Ramatu Umar Bako graduated from the University of Aberdeen in 2017 with a master's in Global Conflict and Peace Processes. In this blog she shares why she decided to return to the classroom as a mature student and how the skills learnt while studying in the UK helped her become Head of Influencing and Public Engagement at Oxfam Nigeria.
I went back to education while raising a family, many years after my first degree in Law and with many years of work experience. I was privileged to study as a Chevening scholar. As a mature student, I used the opportunity to learn, relearn and unlearn the prejudices and stereotypes I held about different people and cultures.
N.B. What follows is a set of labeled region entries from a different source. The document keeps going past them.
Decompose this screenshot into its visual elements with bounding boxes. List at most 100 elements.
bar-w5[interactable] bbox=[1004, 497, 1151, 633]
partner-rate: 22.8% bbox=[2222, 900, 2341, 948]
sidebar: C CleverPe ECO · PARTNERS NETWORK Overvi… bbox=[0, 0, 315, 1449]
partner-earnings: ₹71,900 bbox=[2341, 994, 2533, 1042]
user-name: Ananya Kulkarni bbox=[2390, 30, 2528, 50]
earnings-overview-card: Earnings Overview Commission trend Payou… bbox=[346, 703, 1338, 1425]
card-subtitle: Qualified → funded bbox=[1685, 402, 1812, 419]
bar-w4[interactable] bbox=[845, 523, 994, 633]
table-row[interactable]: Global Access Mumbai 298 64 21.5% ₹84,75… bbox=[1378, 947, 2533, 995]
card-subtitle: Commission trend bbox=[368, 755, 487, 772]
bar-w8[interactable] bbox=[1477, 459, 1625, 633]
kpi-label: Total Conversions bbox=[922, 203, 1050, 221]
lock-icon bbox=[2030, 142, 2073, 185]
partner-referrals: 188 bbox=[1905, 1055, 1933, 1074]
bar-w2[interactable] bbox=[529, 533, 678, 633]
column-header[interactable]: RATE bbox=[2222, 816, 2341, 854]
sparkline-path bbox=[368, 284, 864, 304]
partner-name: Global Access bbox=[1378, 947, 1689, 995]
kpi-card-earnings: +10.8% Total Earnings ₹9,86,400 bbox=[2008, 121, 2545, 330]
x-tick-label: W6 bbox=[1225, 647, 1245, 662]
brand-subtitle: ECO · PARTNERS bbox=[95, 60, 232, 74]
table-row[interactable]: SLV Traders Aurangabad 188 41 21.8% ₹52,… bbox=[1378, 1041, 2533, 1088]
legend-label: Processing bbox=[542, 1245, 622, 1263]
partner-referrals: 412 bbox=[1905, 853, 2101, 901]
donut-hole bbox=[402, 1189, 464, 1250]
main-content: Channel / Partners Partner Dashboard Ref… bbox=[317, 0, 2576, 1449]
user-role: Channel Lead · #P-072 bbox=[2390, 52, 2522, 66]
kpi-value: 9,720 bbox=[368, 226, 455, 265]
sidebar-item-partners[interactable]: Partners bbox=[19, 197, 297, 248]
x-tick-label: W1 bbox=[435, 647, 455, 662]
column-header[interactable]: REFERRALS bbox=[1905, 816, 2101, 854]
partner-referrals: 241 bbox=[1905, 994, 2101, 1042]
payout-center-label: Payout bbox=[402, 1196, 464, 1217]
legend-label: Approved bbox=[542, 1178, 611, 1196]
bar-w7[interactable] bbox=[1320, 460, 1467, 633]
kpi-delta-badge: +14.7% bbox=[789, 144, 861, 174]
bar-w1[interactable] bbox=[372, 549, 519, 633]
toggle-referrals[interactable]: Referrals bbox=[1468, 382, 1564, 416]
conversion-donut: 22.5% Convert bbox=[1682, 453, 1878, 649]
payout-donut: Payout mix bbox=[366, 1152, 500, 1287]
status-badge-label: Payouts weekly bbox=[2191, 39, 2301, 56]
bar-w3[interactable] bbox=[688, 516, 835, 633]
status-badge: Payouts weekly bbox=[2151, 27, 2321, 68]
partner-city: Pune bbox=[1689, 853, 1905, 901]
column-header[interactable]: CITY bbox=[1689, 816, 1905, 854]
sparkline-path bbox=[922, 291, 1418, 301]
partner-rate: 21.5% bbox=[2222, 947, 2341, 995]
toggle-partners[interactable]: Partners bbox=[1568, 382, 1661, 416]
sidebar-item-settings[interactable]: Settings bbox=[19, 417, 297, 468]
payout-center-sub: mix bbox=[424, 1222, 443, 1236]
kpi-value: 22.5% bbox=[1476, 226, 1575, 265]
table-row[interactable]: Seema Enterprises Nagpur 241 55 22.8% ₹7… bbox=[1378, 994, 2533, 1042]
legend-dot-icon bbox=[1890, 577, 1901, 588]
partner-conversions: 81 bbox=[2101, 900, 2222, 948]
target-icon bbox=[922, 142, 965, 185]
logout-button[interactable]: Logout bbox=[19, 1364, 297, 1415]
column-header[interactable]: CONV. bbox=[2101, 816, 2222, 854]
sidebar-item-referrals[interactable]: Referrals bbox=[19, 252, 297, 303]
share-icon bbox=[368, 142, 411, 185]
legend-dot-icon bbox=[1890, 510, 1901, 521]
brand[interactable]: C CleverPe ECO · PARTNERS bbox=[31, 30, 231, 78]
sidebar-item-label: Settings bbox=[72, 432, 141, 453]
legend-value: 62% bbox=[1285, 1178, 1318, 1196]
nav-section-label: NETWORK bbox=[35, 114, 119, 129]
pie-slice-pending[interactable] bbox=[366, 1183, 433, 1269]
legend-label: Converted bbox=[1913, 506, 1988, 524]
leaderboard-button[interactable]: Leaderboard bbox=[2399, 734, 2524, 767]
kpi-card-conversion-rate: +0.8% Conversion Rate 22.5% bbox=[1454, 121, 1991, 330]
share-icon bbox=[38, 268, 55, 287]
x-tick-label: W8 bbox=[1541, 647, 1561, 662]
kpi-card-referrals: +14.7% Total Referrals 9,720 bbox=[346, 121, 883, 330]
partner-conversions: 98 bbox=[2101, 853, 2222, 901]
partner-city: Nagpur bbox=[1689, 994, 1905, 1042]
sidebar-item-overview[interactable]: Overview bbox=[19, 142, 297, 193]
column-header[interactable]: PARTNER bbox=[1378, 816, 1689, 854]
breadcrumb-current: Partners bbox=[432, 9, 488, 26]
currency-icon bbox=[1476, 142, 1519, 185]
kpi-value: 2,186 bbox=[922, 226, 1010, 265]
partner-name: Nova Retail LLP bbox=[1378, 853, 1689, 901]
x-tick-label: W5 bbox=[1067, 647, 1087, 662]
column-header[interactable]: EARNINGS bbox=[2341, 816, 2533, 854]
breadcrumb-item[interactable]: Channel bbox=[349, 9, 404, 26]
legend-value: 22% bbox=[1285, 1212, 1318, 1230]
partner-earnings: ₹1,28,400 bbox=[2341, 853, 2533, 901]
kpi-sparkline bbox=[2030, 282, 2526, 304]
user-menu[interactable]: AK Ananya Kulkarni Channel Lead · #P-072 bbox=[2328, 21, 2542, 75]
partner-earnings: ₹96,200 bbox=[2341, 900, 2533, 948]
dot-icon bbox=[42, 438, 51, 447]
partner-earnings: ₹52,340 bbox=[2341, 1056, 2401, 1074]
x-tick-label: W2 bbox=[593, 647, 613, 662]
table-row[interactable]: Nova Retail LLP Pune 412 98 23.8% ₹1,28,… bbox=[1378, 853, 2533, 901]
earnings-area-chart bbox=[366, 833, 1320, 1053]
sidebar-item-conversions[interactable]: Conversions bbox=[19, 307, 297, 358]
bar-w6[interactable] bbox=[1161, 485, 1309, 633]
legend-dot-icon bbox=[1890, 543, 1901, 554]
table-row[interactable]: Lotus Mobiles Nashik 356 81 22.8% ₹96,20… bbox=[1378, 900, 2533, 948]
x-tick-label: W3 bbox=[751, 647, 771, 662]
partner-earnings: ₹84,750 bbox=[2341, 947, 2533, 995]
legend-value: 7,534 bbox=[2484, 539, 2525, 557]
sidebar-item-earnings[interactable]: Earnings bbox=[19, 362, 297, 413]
It was an opportunity for me to really understand myself and what I wanted out of my life.
‘I used the opportunity to learn, relearn and unlearn the prejudices and stereotypes I held about different people and cultures.’
Before my master's course I had been a lifelong traveller to the UK, but I can assure you that visiting and living in the UK are two different experiences. As a visitor, you see things through a different lens. I am happy to say that studying in the UK has been the best experience of my life. Initially, I thought academic work would be easy having years of experience writing and reviewing reports, but I quickly realised that academic writing is different from social writing. The intense research, citations and fear of plagiarism was a lot of pressure. Gathering sources and references was a challenge.
The highlight of my UK university experience was studying and engaging with students from around the world. The opportunity to learn from a diverse team of lecturers from different countries was another advantage as their teaching styles highlighted their multiple realities. I found my volunteering experience at Alzheimer’s Scotland very enriching and rewarding too.
‘I am happy to say that studying in the UK has been the best experience of my life.’